Does anyone know why exactly machine code is disabled when OpenBSD is detected? On 7.7 at least, make verify gives the same results on OpenBSD with machine code enabled or disabled. All the CVS commit says is "Seems to violate some checks on the compiler".
Adam
Le 7 févr. 06 à 23:53, Adam Montague a écrit :
Does anyone know why exactly machine code is disabled when OpenBSD is detected? On 7.7 at least, make verify gives the same results on OpenBSD with machine code enabled or disabled. All the CVS commit says is "Seems to violate some checks on the compiler".
Machine code on sparc64 was not working... maybe on x86 it should work...
By the way in general I allways disable that because of security problems that it can give us.
But you are free to enable it if you like :)
/Xavier
On Wed, Feb 08, 2006 at 11:14:28AM +0100, Xavier Beaudouin wrote:
By the way in general I allways disable that because of security problems that it can give us.
what security problems does machinecode give?
this is the first time i hear that claim.
to my understanding the ability to produce machine code is an essential part of what makes pike as fast as it is. ideally it should be supported on all platforms.
greetings, martin.
On Thu, 9 Feb 2006 19:33:37 +0100 Martin B_hr mbaehr@email.archlab.tuwien.ac.at wrote:
On Wed, Feb 08, 2006 at 11:14:28AM +0100, Xavier Beaudouin wrote:
By the way in general I allways disable that because of security problems that it can give us.
what security problems does machinecode give?
this is the first time i hear that claim.
to my understanding the ability to produce machine code is an essential part of what makes pike as fast as it is. ideally it should be supported on all platforms.
greetings, martin.
Speaking of which, I don't see any performance difference with machine code enabled or disabled. I tried testing some of my pike code, as well as pike -x benchmark. What exactly is enabling machine code supposed to affect, and how can I verify if its actually enabled or not?
Adam
Normally Pike compiles Pike source code into a binary format which is then interpreted by the Pike VM. If possible Pike instead generates machine code which is intepreted directly by the CPU.
On Mon, 13 Feb 2006 15:30:16 +0000 (UTC) "Martin Nilsson (Opera Mini - AFK!) @ Pike (-) developers forum" 10353@lyskom.lysator.liu.se wrote:
Normally Pike compiles Pike source code into a binary format which is then interpreted by the Pike VM. If possible Pike instead generates machine code which is intepreted directly by the CPU.

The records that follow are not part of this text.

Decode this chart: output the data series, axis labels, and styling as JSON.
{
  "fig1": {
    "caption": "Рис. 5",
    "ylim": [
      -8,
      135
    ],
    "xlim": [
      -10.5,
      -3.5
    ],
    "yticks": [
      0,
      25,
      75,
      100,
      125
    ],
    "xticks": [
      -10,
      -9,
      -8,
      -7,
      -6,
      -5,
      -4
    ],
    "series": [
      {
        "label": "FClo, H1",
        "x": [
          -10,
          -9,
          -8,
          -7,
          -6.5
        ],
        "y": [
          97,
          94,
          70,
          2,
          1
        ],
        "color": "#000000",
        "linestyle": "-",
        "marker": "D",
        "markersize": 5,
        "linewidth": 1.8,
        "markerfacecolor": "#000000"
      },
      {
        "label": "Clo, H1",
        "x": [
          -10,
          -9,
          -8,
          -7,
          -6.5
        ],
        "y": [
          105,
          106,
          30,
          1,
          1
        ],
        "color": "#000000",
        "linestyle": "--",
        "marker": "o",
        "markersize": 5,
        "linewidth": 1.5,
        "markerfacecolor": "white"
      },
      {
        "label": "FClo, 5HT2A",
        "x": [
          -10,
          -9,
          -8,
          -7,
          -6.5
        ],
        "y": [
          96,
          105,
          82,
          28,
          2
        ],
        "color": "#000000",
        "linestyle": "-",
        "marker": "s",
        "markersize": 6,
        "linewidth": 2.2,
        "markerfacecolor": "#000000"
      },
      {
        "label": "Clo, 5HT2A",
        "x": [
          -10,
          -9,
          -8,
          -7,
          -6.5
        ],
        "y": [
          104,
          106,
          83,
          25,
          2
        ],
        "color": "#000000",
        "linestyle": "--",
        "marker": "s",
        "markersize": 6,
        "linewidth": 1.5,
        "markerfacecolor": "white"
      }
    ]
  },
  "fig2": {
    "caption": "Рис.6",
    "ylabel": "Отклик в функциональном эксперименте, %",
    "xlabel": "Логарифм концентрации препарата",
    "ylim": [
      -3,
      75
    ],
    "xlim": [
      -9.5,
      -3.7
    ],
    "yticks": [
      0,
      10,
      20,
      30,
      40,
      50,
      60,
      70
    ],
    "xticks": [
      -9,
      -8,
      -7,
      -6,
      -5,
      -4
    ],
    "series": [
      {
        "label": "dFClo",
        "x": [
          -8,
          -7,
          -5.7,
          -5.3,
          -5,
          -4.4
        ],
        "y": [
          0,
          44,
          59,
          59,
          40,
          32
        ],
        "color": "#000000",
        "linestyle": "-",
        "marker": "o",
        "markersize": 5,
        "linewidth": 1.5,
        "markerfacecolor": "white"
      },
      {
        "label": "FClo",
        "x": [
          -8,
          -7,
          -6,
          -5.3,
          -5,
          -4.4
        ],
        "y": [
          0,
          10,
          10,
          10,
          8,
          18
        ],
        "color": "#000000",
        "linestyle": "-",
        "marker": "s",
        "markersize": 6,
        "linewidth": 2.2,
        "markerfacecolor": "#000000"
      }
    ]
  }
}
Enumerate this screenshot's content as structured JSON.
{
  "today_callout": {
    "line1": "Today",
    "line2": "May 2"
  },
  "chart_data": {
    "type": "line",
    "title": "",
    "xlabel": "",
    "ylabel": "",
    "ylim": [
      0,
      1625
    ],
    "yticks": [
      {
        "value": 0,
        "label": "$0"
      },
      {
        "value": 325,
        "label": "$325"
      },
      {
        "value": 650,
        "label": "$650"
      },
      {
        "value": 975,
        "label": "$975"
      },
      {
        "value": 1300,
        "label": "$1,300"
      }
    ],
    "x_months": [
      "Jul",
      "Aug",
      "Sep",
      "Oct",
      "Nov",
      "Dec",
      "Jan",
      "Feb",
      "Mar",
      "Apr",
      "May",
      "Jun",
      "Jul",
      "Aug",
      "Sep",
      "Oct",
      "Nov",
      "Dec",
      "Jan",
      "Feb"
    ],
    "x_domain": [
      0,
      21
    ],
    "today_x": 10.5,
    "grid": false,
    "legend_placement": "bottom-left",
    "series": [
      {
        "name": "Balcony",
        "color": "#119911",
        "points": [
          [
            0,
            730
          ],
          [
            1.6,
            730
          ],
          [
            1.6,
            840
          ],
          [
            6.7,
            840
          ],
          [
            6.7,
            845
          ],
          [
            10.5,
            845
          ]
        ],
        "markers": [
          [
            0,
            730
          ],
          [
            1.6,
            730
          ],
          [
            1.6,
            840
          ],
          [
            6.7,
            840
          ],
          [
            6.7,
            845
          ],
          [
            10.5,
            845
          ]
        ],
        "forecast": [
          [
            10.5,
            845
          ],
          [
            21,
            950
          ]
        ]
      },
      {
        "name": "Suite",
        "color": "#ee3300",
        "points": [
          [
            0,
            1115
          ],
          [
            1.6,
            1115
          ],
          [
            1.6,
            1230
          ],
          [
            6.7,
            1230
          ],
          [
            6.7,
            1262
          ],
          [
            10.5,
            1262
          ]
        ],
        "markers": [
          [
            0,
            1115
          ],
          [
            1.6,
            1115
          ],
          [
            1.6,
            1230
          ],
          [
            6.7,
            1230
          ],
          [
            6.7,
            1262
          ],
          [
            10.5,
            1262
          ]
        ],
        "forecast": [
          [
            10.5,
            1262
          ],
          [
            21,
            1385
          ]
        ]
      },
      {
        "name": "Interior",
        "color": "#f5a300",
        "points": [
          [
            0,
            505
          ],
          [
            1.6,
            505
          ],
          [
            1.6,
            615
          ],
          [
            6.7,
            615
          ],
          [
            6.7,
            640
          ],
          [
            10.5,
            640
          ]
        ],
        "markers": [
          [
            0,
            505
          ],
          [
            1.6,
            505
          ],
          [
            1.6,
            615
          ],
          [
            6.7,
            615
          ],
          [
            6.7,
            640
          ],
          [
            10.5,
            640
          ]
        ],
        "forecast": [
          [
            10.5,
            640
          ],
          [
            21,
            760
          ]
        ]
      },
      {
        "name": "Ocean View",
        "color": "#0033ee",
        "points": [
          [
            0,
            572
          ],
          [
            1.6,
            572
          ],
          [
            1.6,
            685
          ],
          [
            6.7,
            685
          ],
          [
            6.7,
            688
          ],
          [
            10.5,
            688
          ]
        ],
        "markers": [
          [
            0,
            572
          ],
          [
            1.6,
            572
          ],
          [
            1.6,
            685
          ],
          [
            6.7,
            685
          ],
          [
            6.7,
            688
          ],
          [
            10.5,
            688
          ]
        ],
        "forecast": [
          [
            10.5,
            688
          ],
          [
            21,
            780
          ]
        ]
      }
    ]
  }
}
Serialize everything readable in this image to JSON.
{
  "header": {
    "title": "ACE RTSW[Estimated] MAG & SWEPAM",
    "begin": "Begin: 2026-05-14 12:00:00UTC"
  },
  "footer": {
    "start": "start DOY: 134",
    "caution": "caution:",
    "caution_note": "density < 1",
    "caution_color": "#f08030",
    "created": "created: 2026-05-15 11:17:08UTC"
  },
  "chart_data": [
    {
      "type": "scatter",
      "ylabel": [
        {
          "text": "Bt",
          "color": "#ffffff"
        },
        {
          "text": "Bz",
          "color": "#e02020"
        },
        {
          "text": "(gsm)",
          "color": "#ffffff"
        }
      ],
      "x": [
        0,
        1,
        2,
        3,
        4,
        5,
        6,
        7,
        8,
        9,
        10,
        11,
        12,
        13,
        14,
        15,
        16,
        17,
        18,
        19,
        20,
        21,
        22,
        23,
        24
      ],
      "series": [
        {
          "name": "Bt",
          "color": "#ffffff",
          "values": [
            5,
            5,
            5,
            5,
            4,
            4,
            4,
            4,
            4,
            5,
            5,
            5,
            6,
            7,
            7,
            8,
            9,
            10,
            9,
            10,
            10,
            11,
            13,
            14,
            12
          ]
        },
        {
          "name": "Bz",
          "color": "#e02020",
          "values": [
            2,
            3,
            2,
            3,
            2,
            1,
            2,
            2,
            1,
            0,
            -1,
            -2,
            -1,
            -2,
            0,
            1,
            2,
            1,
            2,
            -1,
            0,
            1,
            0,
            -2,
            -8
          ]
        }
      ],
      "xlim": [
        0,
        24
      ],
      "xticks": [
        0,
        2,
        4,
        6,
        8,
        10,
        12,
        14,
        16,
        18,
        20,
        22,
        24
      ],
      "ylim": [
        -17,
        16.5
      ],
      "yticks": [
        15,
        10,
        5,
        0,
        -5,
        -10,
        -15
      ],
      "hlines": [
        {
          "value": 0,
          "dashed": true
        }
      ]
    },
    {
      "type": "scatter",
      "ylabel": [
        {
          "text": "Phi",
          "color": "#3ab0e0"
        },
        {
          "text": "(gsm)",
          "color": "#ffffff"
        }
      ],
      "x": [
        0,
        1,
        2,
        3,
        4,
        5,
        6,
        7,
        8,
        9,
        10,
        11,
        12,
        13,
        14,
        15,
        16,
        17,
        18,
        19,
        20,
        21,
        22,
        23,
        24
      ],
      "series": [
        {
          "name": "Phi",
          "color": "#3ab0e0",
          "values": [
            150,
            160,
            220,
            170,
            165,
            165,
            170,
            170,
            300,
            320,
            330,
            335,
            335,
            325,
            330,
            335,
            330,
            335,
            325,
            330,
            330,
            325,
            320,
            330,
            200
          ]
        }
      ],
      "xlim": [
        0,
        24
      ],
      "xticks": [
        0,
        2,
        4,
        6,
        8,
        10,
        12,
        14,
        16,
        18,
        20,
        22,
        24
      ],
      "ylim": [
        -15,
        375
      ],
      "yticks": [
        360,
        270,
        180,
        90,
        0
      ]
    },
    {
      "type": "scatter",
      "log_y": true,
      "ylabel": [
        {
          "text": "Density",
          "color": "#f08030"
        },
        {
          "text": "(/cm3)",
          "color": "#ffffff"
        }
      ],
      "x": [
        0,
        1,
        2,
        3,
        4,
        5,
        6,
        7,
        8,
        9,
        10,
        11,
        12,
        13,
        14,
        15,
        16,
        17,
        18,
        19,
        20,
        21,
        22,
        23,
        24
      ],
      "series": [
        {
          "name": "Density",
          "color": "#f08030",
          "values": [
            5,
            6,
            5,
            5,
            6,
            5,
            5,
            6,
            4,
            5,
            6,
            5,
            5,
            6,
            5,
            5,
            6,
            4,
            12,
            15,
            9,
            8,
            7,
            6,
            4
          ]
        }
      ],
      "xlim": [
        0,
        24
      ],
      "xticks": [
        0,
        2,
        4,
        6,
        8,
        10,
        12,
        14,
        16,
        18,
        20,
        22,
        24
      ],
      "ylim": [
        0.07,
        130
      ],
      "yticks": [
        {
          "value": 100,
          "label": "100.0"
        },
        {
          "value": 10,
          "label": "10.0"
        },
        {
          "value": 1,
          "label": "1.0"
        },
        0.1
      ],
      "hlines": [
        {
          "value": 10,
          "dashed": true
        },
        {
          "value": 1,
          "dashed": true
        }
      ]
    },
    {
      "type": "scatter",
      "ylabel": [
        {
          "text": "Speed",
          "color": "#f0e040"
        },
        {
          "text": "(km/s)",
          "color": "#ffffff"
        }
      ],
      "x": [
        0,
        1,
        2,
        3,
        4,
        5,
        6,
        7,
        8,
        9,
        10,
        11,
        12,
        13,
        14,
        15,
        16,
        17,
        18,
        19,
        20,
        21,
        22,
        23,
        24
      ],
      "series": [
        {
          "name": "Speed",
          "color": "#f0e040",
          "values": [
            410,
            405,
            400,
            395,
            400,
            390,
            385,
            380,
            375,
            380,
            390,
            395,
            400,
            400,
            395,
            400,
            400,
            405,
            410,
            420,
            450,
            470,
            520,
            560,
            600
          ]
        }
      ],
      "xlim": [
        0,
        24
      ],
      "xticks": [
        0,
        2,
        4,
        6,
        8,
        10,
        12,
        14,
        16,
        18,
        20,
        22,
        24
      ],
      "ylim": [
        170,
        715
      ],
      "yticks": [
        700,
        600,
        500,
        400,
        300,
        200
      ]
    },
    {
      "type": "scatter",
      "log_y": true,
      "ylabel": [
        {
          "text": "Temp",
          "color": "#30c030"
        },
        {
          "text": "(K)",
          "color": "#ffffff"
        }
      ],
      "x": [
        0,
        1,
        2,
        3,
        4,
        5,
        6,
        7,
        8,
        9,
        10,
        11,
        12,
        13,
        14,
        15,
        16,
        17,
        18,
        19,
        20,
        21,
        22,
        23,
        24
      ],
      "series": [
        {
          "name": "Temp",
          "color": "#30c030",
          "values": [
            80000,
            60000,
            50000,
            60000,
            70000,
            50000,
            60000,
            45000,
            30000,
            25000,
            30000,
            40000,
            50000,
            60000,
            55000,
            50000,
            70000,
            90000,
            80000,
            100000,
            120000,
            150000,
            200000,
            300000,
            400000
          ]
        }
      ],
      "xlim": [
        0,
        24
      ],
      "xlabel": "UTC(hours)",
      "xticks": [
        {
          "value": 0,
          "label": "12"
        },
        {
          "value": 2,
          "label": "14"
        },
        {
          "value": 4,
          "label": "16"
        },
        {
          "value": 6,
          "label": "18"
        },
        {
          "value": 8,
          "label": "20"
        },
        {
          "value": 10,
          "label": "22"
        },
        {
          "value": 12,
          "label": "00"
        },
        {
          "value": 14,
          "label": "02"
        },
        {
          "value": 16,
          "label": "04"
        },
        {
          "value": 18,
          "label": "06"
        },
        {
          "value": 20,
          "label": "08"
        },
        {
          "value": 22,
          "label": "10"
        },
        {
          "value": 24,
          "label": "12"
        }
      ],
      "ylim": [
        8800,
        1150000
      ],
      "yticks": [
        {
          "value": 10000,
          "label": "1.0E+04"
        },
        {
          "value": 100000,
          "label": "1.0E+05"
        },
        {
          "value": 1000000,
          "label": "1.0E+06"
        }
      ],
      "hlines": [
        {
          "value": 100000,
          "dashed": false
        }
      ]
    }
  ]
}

After taking some more time to run pike -x benchmark a few times and average the results, it does look like using machine code is faster (except the compiling test, which maybe makes sense).
Given that it is faster, and that it works fine on the most common arch at least (i386), shouldn't it be enabled by default, and only disabled on arch+OS combos that are known to have actual problems?